May 26, 2025 · 2 min read

Author

The other day, I wrote an article about Deploy & Test KAITO on AKS with Visual Studio Code. One of the areas I showcased was testing the completion of the KAITO model within Visual Studio Code; however, I didn't touch on how to use the completion endpoint directly.

In this example, we are going to connect to the cluster, grab the workspace, and then run a curl container to test the completion endpoint of the KAITO model:

KAITO Completion Response

az aks get-credentials --resource-group kaitovscodetest --name kaitocodetest --overwrite-existing

Once connected to the AKS cluster, we can retrieve the service IP of the workspace-phi-3-mini-4k-instruct service, where the KAITO model is running. This workplace may change depending on the deployment, so you may need to adjust the service name accordingly.

You can find the service name by running:

 kubectl get svc

Then you can run the following command to test the completion endpoint of the KAITO model using a curl container. This command will send a POST request with a prompt to the KAITO model and return the generated text.

export SERVICE_IP=$(kubectl get svc workspace-phi-3-mini-4k-instruct -o jsonpath='{.spec.clusterIP}')

kubectl run -it --rm --restart=Never curl --image=curlimages/curl -- curl -X POST \
    -H "accept: application/json" \
    -H "Content-Type: application/json" \
    -d '{
        "prompt": "You are a technical writer.

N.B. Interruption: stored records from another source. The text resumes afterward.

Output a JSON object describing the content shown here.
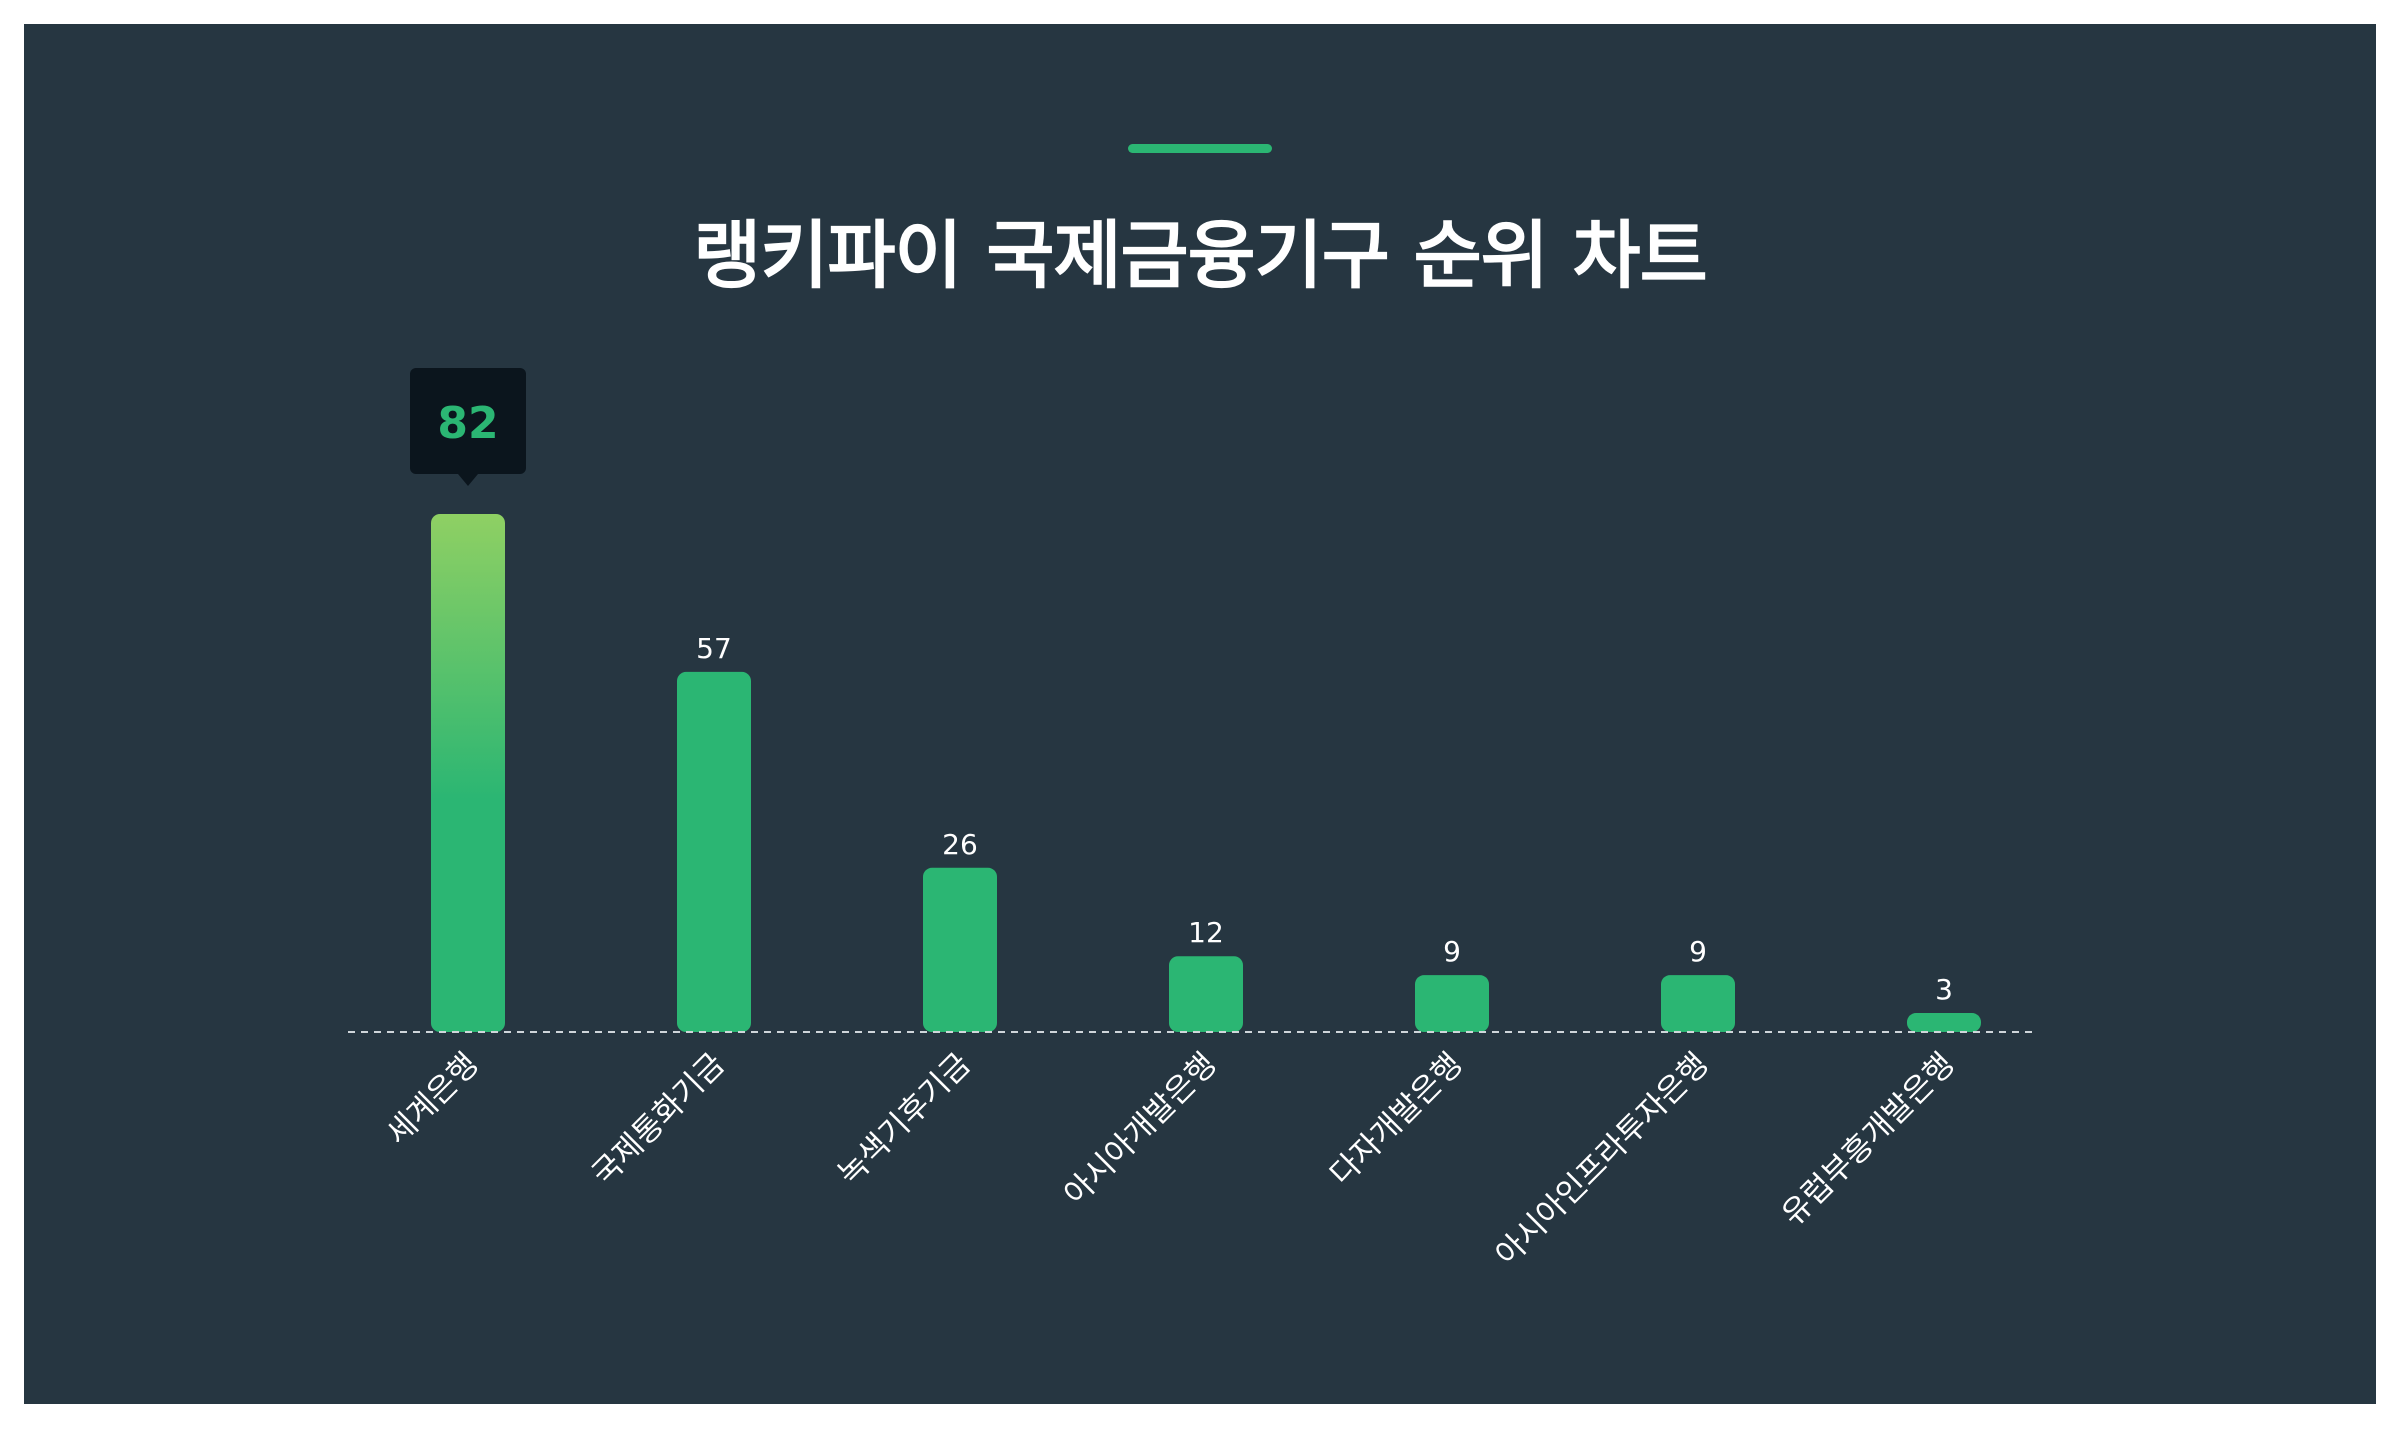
{
  "title": "랭키파이 국제금융기구 순위 차트",
  "colors": {
    "background": "#263641",
    "bar": "#2bb673",
    "bar_highlight_top": "#8fd063",
    "tooltip_bg": "#0b151d",
    "accent": "#2bb673"
  },
  "chart_data": {
    "type": "bar",
    "title": "랭키파이 국제금융기구 순위 차트",
    "xlabel": "",
    "ylabel": "",
    "categories": [
      "세계은행",
      "국제통화기금",
      "녹색기후기금",
      "아시아개발은행",
      "다자개발은행",
      "아시아인프라투자은행",
      "유럽부흥개발은행"
    ],
    "values": [
      82,
      57,
      26,
      12,
      9,
      9,
      3
    ],
    "highlighted_index": 0,
    "grid": false,
    "baseline": "dashed",
    "legend": "none"
  }
}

Draft a markdown-formatted introduction for a blog post titled \"🍦 The Science and Art of Ice Cream\". Use an engaging, approachable tone and provide a brief overview of why understanding the science behind ice cream leads to better flavors and textures.",
        "return_full_text": false,
        "clean_up_tokenization_spaces": false,
        "prefix": null,
        "handle_long_generation": null,
        "generate_kwargs": {
            "max_length": 5000,
            "min_length": 0,
            "do_sample": true,
            "early_stopping": false,
            "num_beams": 1,
            "num_beam_groups": 1,
            "diversity_penalty": 0.0,
            "temperature": 1.0,
            "top_k": 10,
            "top_p": 1,
            "typical_p": 1,
            "repetition_penalty": 1,
            "length_penalty": 1,
            "no_repeat_ngram_size": 0,
            "encoder_no_repeat_ngram_size": 0,
            "bad_words_ids": null,
            "num_return_sequences": 1,
            "output_scores": false,
            "return_dict_in_generate": false,
            "forced_bos_token_id": null,
            "forced_eos_token_id": null,
            "remove_invalid_values": null
        }
    }' \
    "http://$SERVICE_IP/v1/completions"

This command will run a curl container and send a POST request to the completion endpoint of the KAITO model, passing in the prompt and other parameters. The response will be printed to the console, allowing you to see the generated text.

You can adjust the prompt and other parameters in the JSON payload to test different inputs and configurations.